Capítulo 28

Con el entrecejo fruncido y la mirada felina, Damián arreó su caballo y se dirigió a toda prisa al palacete de su familia. La insoportable perorata de la antigua condesa durante el desayuno le había hecho crispar los ánimos, pero lo que lo tenía desorbitado era una cuestión a la que detestaba tener que enfrentarse. Una nota de una visitante que lo esperaba de forma insistente le hizo tomar el toro por los cuernos y acudir con prisas. Se bajó de un salto, amarró a Furia y entró como alma que llevaba el diablo; lo primero que encontró fue el gesto adusto de Santa, que no estaba contenta con la intromisión. No le reprochó, pero su mirada incineradora bastó para que la retahíla de sus pensamientos fuera disparada y captada en el aire.
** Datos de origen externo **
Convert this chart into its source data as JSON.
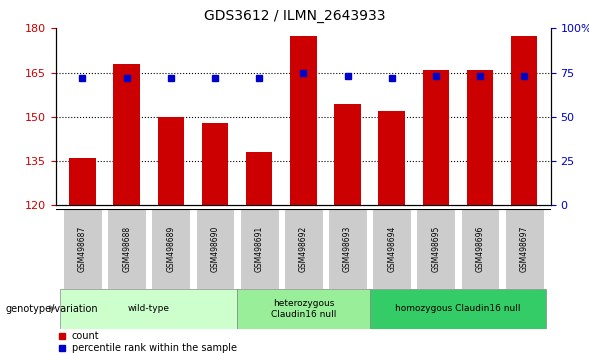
{
  "title": "GDS3612 / ILMN_2643933",
  "samples": [
    "GSM498687",
    "GSM498688",
    "GSM498689",
    "GSM498690",
    "GSM498691",
    "GSM498692",
    "GSM498693",
    "GSM498694",
    "GSM498695",
    "GSM498696",
    "GSM498697"
  ],
  "bar_values": [
    136.0,
    168.0,
    150.0,
    148.0,
    138.0,
    177.5,
    154.5,
    152.0,
    166.0,
    166.0,
    177.5
  ],
  "percentile_values": [
    163.0,
    163.0,
    163.0,
    163.0,
    163.0,
    165.0,
    164.0,
    163.0,
    164.0,
    164.0,
    164.0
  ],
  "bar_color": "#cc0000",
  "percentile_color": "#0000cc",
  "ylim_left": [
    120,
    180
  ],
  "ylim_right": [
    0,
    100
  ],
  "yticks_left": [
    120,
    135,
    150,
    165,
    180
  ],
  "yticks_right": [
    0,
    25,
    50,
    75,
    100
  ],
  "grid_values": [
    135,
    150,
    165
  ],
  "groups": [
    {
      "label": "wild-type",
      "start": 0,
      "end": 3,
      "color": "#ccffcc"
    },
    {
      "label": "heterozygous\nClaudin16 null",
      "start": 4,
      "end": 6,
      "color": "#99ee99"
    },
    {
      "label": "homozygous Claudin16 null",
      "start": 7,
      "end": 10,
      "color": "#33cc66"
    }
  ],
  "genotype_label": "genotype/variation",
  "legend_count_label": "count",
  "legend_pct_label": "percentile rank within the sample",
  "bar_color_legend": "#cc0000",
  "pct_color_legend": "#0000cc",
  "bar_width": 0.6,
  "background_color": "#ffffff",
  "plot_bg_color": "#ffffff",
  "tick_label_color_left": "#cc0000",
  "tick_label_color_right": "#0000cc",
  "sample_box_color": "#cccccc",
  "title_fontsize": 10
}
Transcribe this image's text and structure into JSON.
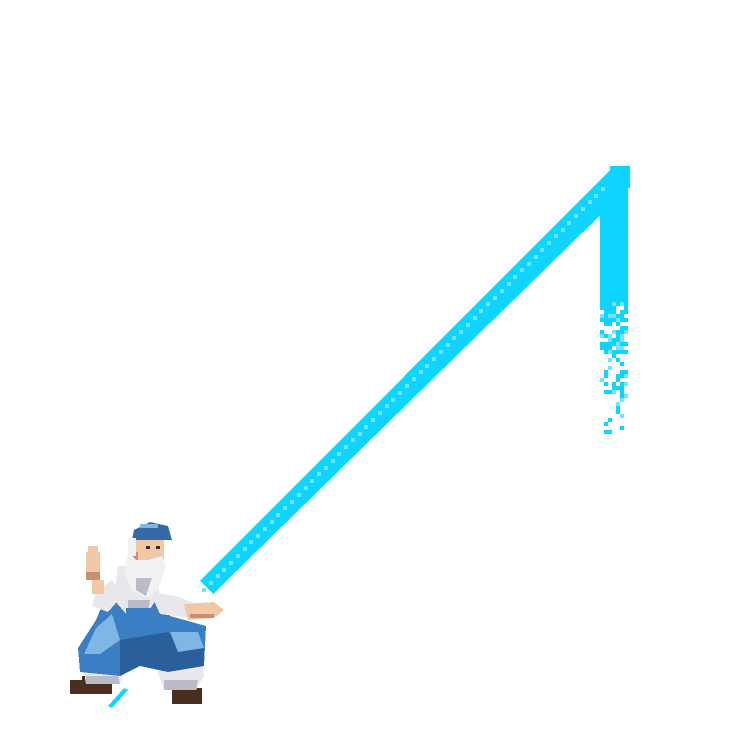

Atravesó un saloncito donde su joven cuñada cantaba una canción de cuna a su sobrino; le sonrió al infante y saludó:

—Lindo día, Elia. ¿Y mi hermano?

—Salió con don Mateo rumbo a los cafetales; el administrador lo está empapando de los negocios como pediste. Él quiere ayudarte; estamos muy agradecidos con todo lo que has hecho por nosotros.

—Somos familia.

Santa entró en la habitación y volvió a corregirlo con la mirada; le hubiera dado explicaciones, pero sentía que a su edad no tenía la obligación. La miró desafiante.

—Te espera en tu despacho; ha sido muy específica al recalcar que tienen asuntos que atender —le soltó al fin y recalcó su enfado al terminar con un mohín en los labios.

Dejó su sombrero y bastón, tomó aire y, con su andar seductor y seguro, atravesó el umbral de la puerta de su recinto particular. La cerró tras de sí, mas no pasó la cerradura. La miró de reojo, sin decidirse a emitir palabra. El rostro de la dama estaba compungido.

—¿Qué haces aquí, Catalina? La otra vez corrimos con suerte, pero debemos ser cuidadosos.

—Faltaste a la cita. ¿Qué asuntos son tan urgentes para que me hayas dejado plantada?

—No fue mi intención, y no te dejé «plantada»; mandé un mensajero dando razones.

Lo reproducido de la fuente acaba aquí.